They say funerals are there for the living. I have to agree, as once you are dead in these dimensions, I have faith you go to a place beyond our understanding that is part of the cosmic creation of pure love. But for those left behind, it seems more like medicine and death have been commoditized, habits and traditions amplified, and people have to come to grips with their own mortality. Death is simply one of those things that no human can escape.
dad had a beautiful day, and we giggled in that he joked, “just put me in the ground, all my friends are gone.”
The number of people that showed up on a Friday morning with little notice and then a few hours away at his burial site proved him wrong. The day went well, thankfully we were not producing a live theatrical show, or everyone would have been fired. I notice that the natural world works very differently in speed than live shows.
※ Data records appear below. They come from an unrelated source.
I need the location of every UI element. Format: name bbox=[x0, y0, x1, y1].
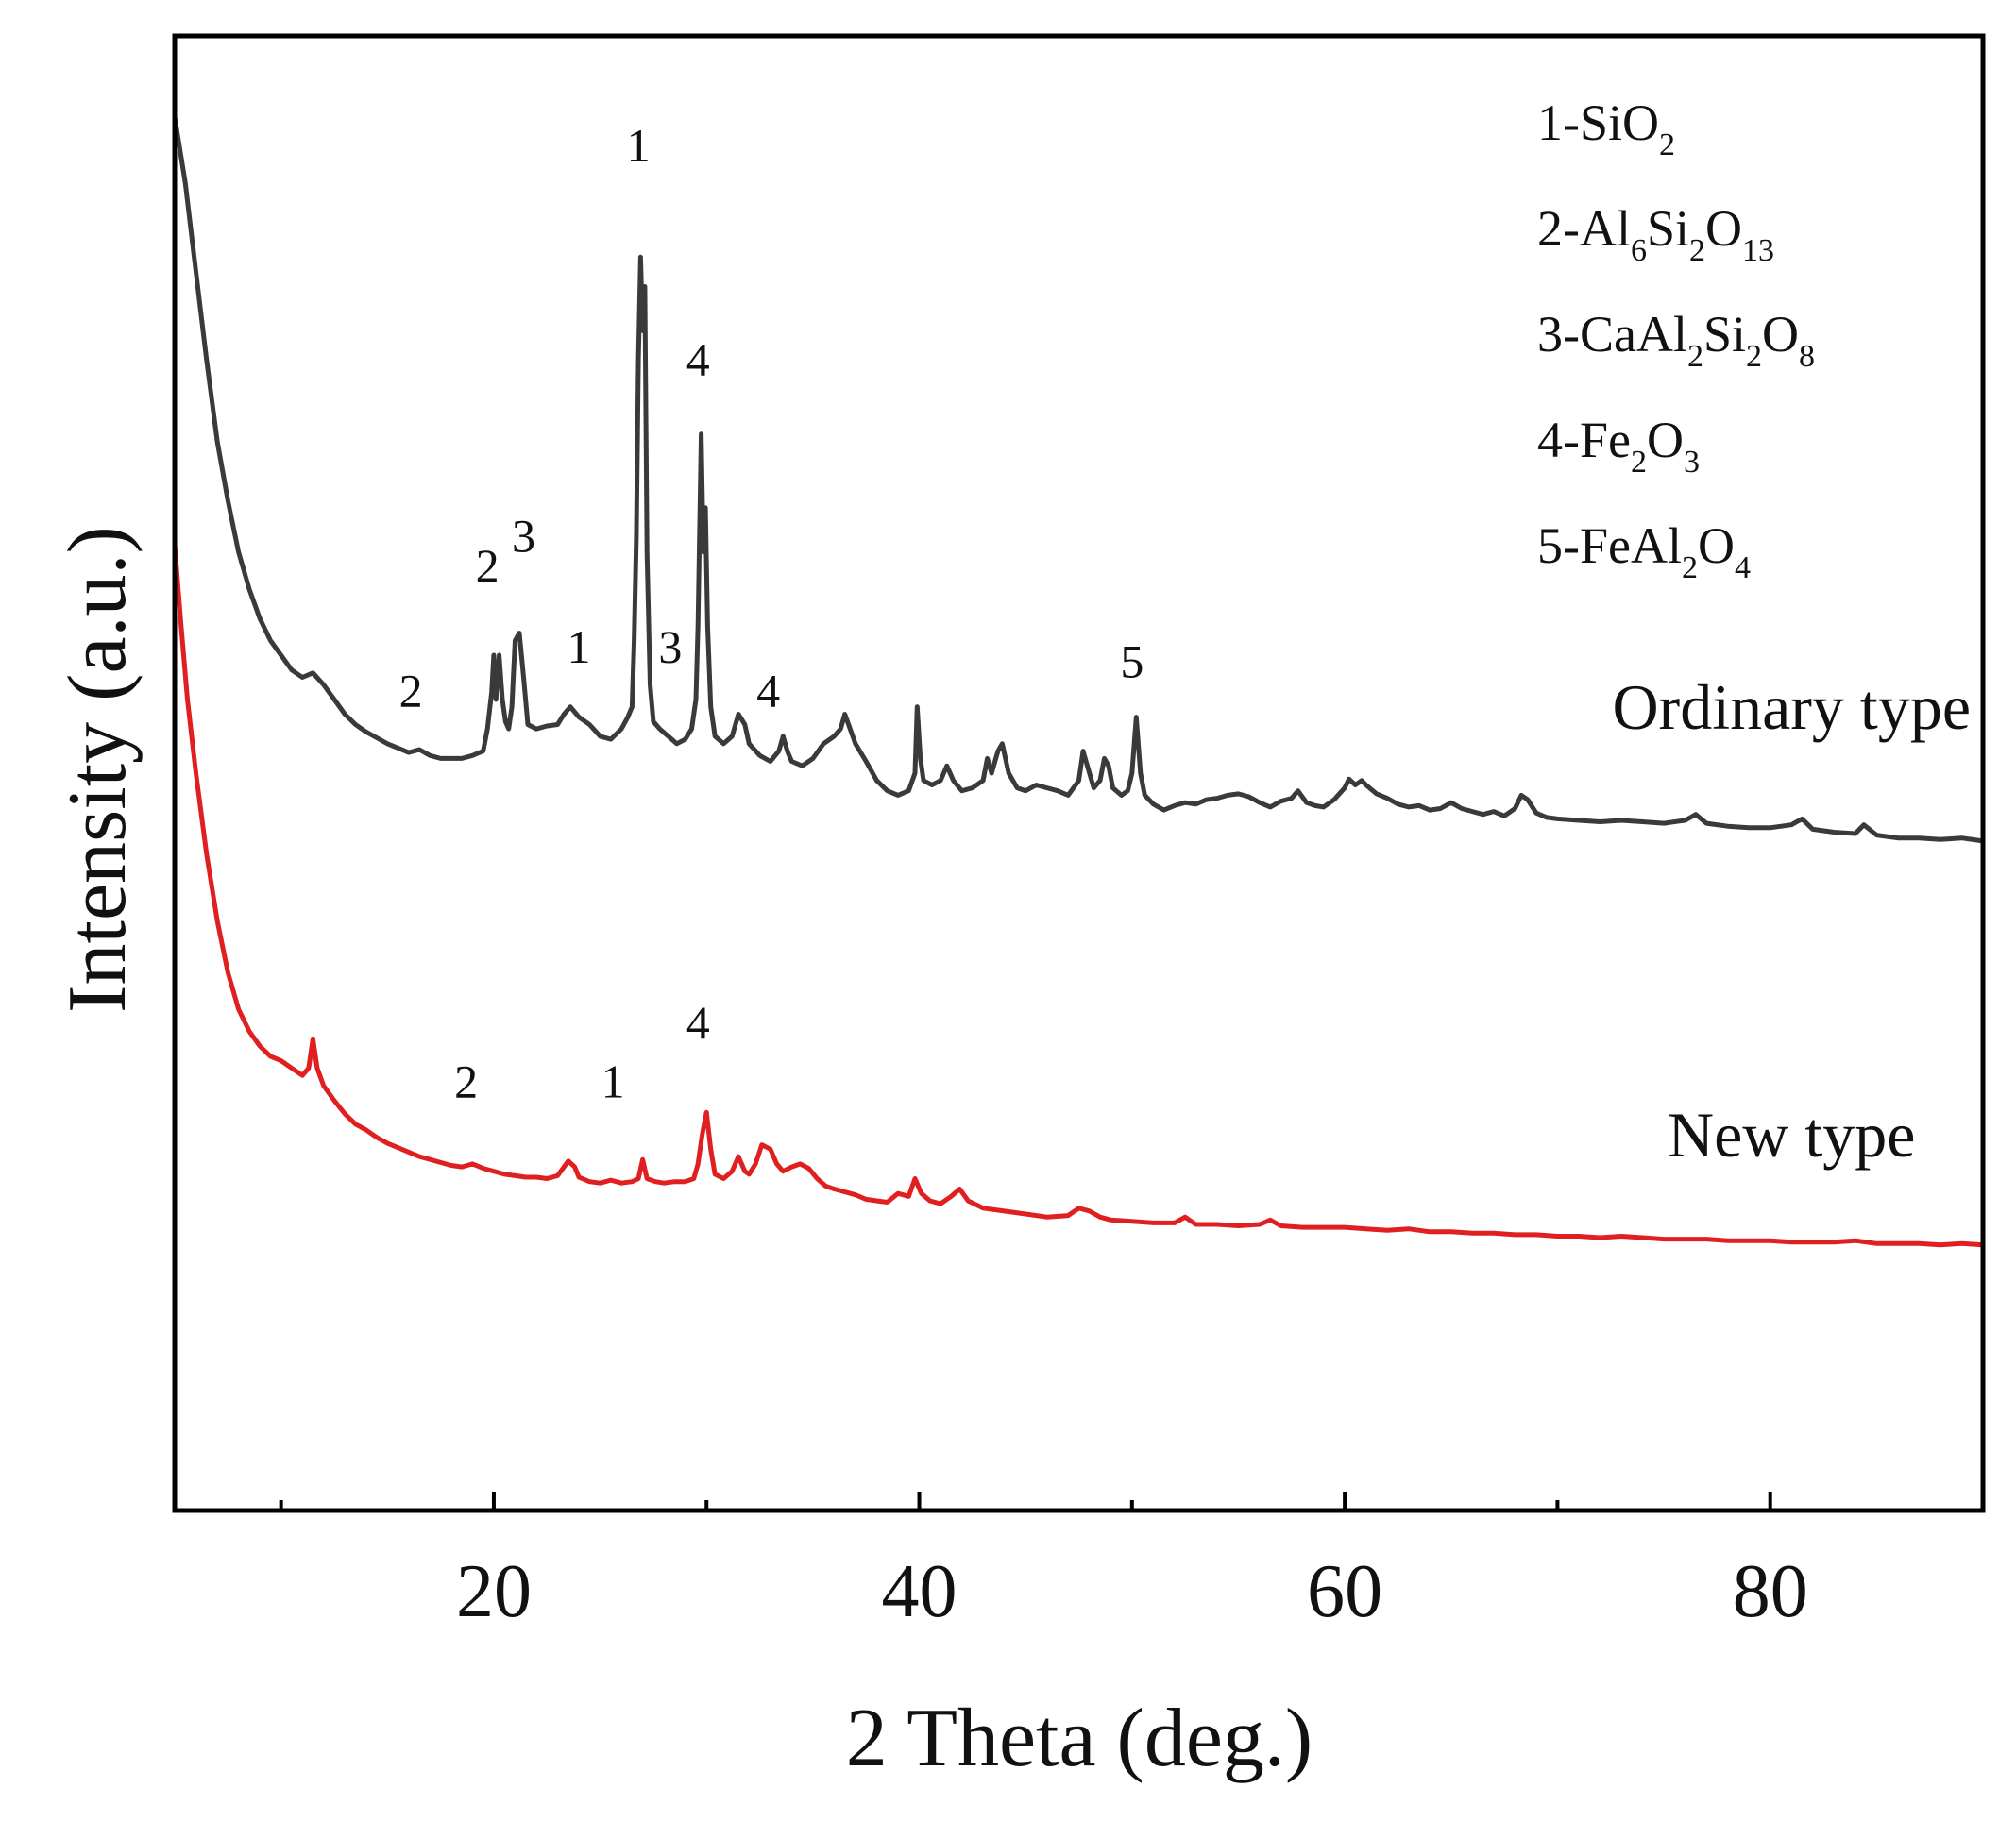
peak-label: 1 bbox=[601, 1055, 625, 1108]
series-line-new-type bbox=[172, 542, 1986, 1248]
peak-label: 4 bbox=[686, 332, 710, 385]
peak-label: 2 bbox=[454, 1055, 478, 1108]
peak-label: 3 bbox=[512, 510, 535, 563]
x-axis-tick-labels: 20 40 60 80 bbox=[456, 1550, 1808, 1633]
legend-entry: 3-CaAl2Si2O8 bbox=[1537, 306, 1815, 374]
y-axis-label: Intensity (a.u.) bbox=[52, 526, 144, 1013]
x-axis-label: 2 Theta (deg.) bbox=[846, 1693, 1313, 1784]
series-labels: Ordinary type New type bbox=[1612, 671, 1971, 1171]
plot-area-frame bbox=[172, 33, 1986, 1513]
legend-entry: 4-Fe2O3 bbox=[1537, 412, 1700, 480]
peak-label: 1 bbox=[627, 119, 651, 172]
series-label: New type bbox=[1668, 1099, 1915, 1171]
legend-entry: 1-SiO2 bbox=[1537, 94, 1675, 162]
peak-label: 3 bbox=[658, 620, 682, 673]
legend-entry: 5-FeAl2O4 bbox=[1537, 517, 1751, 585]
series-label: Ordinary type bbox=[1612, 671, 1971, 743]
peak-label: 4 bbox=[756, 665, 780, 717]
x-tick-label: 60 bbox=[1307, 1550, 1382, 1633]
x-tick-label: 20 bbox=[456, 1550, 532, 1633]
x-tick-label: 80 bbox=[1733, 1550, 1808, 1633]
peak-label: 2 bbox=[399, 665, 423, 717]
legend: 1-SiO2 2-Al6Si2O13 3-CaAl2Si2O8 4-Fe2O3 5-Fe… bbox=[1537, 94, 1815, 585]
peak-label: 5 bbox=[1120, 634, 1144, 687]
series-line-ordinary-type bbox=[172, 114, 1986, 844]
x-tick-label: 40 bbox=[882, 1550, 957, 1633]
peak-label: 2 bbox=[476, 539, 500, 592]
x-axis-ticks bbox=[279, 1492, 1985, 1510]
legend-entry: 2-Al6Si2O13 bbox=[1537, 200, 1774, 268]
peak-label: 4 bbox=[686, 996, 710, 1049]
peak-label: 1 bbox=[568, 620, 591, 673]
series-layer bbox=[172, 114, 1986, 1248]
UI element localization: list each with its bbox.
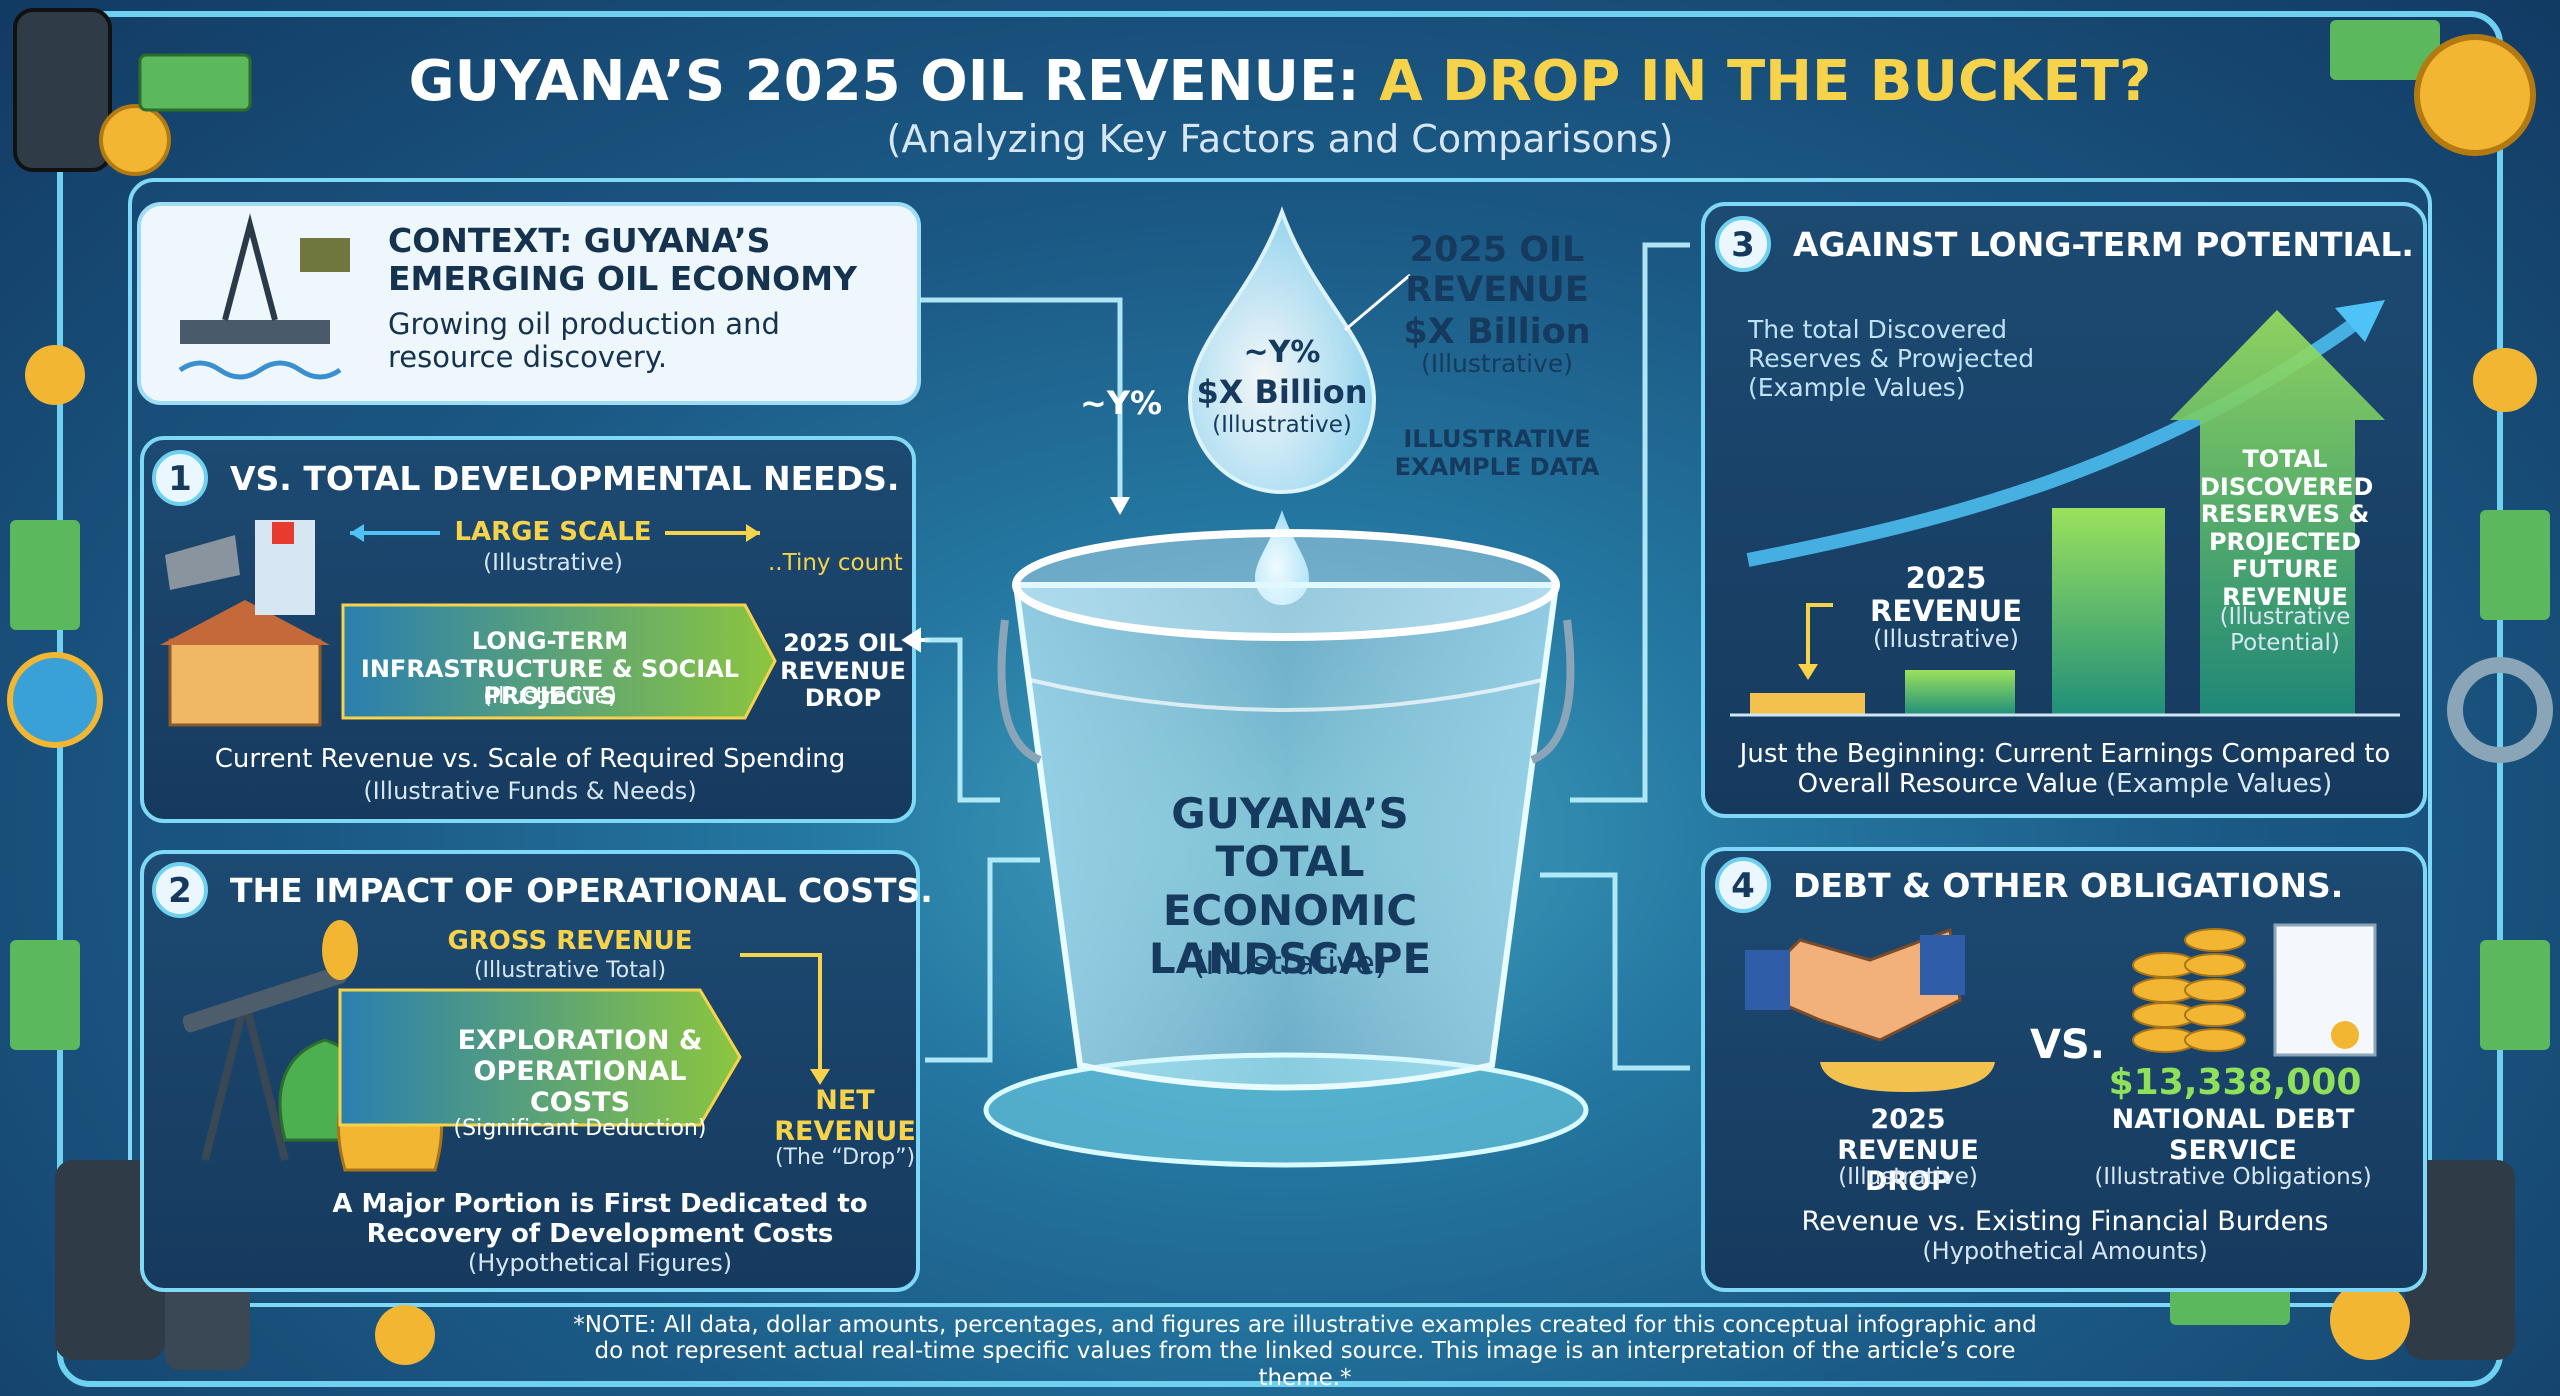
drop-percent: ~Y% bbox=[1243, 335, 1321, 370]
revenue-label: 2025 REVENUE bbox=[1869, 561, 2023, 629]
drop-note: (Illustrative) bbox=[1212, 412, 1352, 438]
subtitle: (Analyzing Key Factors and Comparisons) bbox=[886, 117, 1674, 161]
intro-note: (Example Values) bbox=[1748, 373, 1966, 402]
debt-note: (Illustrative Obligations) bbox=[2094, 1164, 2372, 1190]
tiny-label: ..Tiny count bbox=[768, 550, 903, 576]
section2-graphics bbox=[182, 920, 830, 1172]
section-title: THE IMPACT OF OPERATIONAL COSTS. bbox=[230, 871, 933, 910]
caption: Current Revenue vs. Scale of Required Sp… bbox=[214, 744, 846, 774]
side-icons bbox=[7, 8, 2553, 1370]
drop-label: 2025 OIL REVENUE DROP bbox=[780, 629, 906, 713]
debt-label: NATIONAL DEBT SERVICE bbox=[2111, 1104, 2355, 1167]
bucket-note: (Illustrative) bbox=[1192, 944, 1388, 982]
small-drop bbox=[1255, 510, 1309, 605]
context-title: CONTEXT: GUYANA’S EMERGING OIL ECONOMY bbox=[388, 221, 857, 298]
caption-note: (Hypothetical Amounts) bbox=[1922, 1237, 2208, 1265]
caption-text: Just the Beginning: Current Earnings Com… bbox=[1739, 739, 2391, 799]
caption-note: (Illustrative Funds & Needs) bbox=[363, 777, 697, 805]
section-number: 2 bbox=[168, 871, 192, 911]
caption: Just the Beginning: Current Earnings Com… bbox=[1720, 739, 2410, 800]
reserves-note: (Illustrative Potential) bbox=[2219, 604, 2351, 657]
vs-label: VS. bbox=[2030, 1022, 2105, 1068]
drop-note: (Illustrative) bbox=[1838, 1164, 1978, 1190]
intro: The total Discovered Reserves & Prowject… bbox=[1748, 315, 2035, 373]
section-title: VS. TOTAL DEVELOPMENTAL NEEDS. bbox=[230, 459, 900, 498]
bucket bbox=[983, 529, 1589, 1168]
oil-rig-icon bbox=[178, 213, 350, 380]
water-drop bbox=[1187, 206, 1377, 494]
scale-label: LARGE SCALE bbox=[454, 517, 652, 547]
drop-amount: $X Billion bbox=[1196, 373, 1368, 411]
data-note: ILLUSTRATIVE EXAMPLE DATA bbox=[1394, 425, 1600, 481]
drop-label: 2025 REVENUE DROP bbox=[1837, 1104, 1979, 1198]
costs-label: EXPLORATION & OPERATIONAL COSTS bbox=[457, 1025, 703, 1119]
caption: A Major Portion is First Dedicated to Re… bbox=[332, 1189, 868, 1249]
revenue-note: (Illustrative) bbox=[1421, 349, 1573, 378]
title-highlight: A DROP IN THE BUCKET? bbox=[1379, 49, 2152, 114]
section-number: 4 bbox=[1731, 866, 1755, 906]
section-number: 3 bbox=[1731, 225, 1755, 265]
reserves-label: TOTAL DISCOVERED RESERVES & PROJECTED FU… bbox=[2200, 445, 2374, 611]
costs-note: (Significant Deduction) bbox=[453, 1116, 707, 1141]
section-title: AGAINST LONG-TERM POTENTIAL. bbox=[1793, 225, 2414, 264]
section4-graphics bbox=[1745, 923, 2377, 1092]
net-label: NET REVENUE bbox=[774, 1085, 916, 1148]
bucket-label: GUYANA’S TOTAL ECONOMIC LANDSCAPE bbox=[1148, 789, 1432, 983]
scale-note: (Illustrative) bbox=[483, 550, 623, 576]
section3-graphics bbox=[1730, 300, 2400, 717]
title: GUYANA’S 2025 OIL REVENUE: A DROP IN THE… bbox=[160, 49, 2400, 114]
footnote: *NOTE: All data, dollar amounts, percent… bbox=[573, 1312, 2037, 1391]
leader-line bbox=[1344, 273, 1411, 332]
debt-amount: $13,338,000 bbox=[2108, 1062, 2362, 1103]
arrow-head bbox=[1110, 497, 1130, 515]
section-number: 1 bbox=[168, 459, 192, 499]
bar-label: LONG-TERM INFRASTRUCTURE & SOCIAL PROJEC… bbox=[360, 627, 740, 711]
bar-note: (Illustrative) bbox=[483, 684, 617, 709]
context-text: Growing oil production and resource disc… bbox=[388, 307, 780, 375]
gross-label: GROSS REVENUE bbox=[447, 926, 693, 956]
section1-graphics bbox=[160, 520, 930, 727]
section-title: DEBT & OTHER OBLIGATIONS. bbox=[1793, 866, 2344, 905]
caption-note: (Example Values) bbox=[2106, 768, 2333, 799]
connectors bbox=[920, 242, 1690, 1071]
gross-note: (Illustrative Total) bbox=[473, 958, 667, 983]
arrow-label: ~Y% bbox=[1080, 384, 1163, 422]
revenue-amount: $X Billion bbox=[1403, 312, 1591, 352]
title-main: GUYANA’S 2025 OIL REVENUE: bbox=[408, 49, 1360, 114]
caption: Revenue vs. Existing Financial Burdens bbox=[1801, 1206, 2329, 1237]
number-badges bbox=[152, 216, 1771, 918]
net-note: (The “Drop”) bbox=[774, 1145, 916, 1170]
revenue-note: (Illustrative) bbox=[1873, 625, 2019, 653]
revenue-title: 2025 OIL REVENUE bbox=[1405, 230, 1589, 311]
caption-note: (Hypothetical Figures) bbox=[467, 1249, 733, 1277]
I was listening to conversations and felt like I was in an out of body experience. I realize that since I gave up the normal BS of business, pretending to look and be a particular brand, I am much more comfortable in my own skin. Talking about ideas, thoughts, theories, and what if’s is reasonable to me. What I heard is a lot of people talking about a lot of other people, usually within a smaller social construct. Aka – gossip about nothing and things that I gave up holding on with how life was “taught” as normal.
till this day, I do not know where me asking “why?” and wanting to understand so many things work. there is a portion of my brain that spikes with strategy and tactical thinking. perhaps it is just the way I am wired.
It was an interesting day, where I think dad was looking around at everything in the church, and by the time we got to the burial site, I wager he had seen enough and was more interested in heaven than watching people left behind grieving at his gravesite.
Perhaps he was saying, “Hey, folks! No need to cry! I am alive and feeling great!”
Alas, we tend to be a bit selfish as humans, we try to want to think we are in control and/or can control life. Sometimes when all is going well, it appears that way, yet, when events happen that tear apart the façade with the truth of how fragile human life really is. It exposes all of our fears and ideas to show how far from what we might say we believe and what we really believe in our hearts, souls, and actions.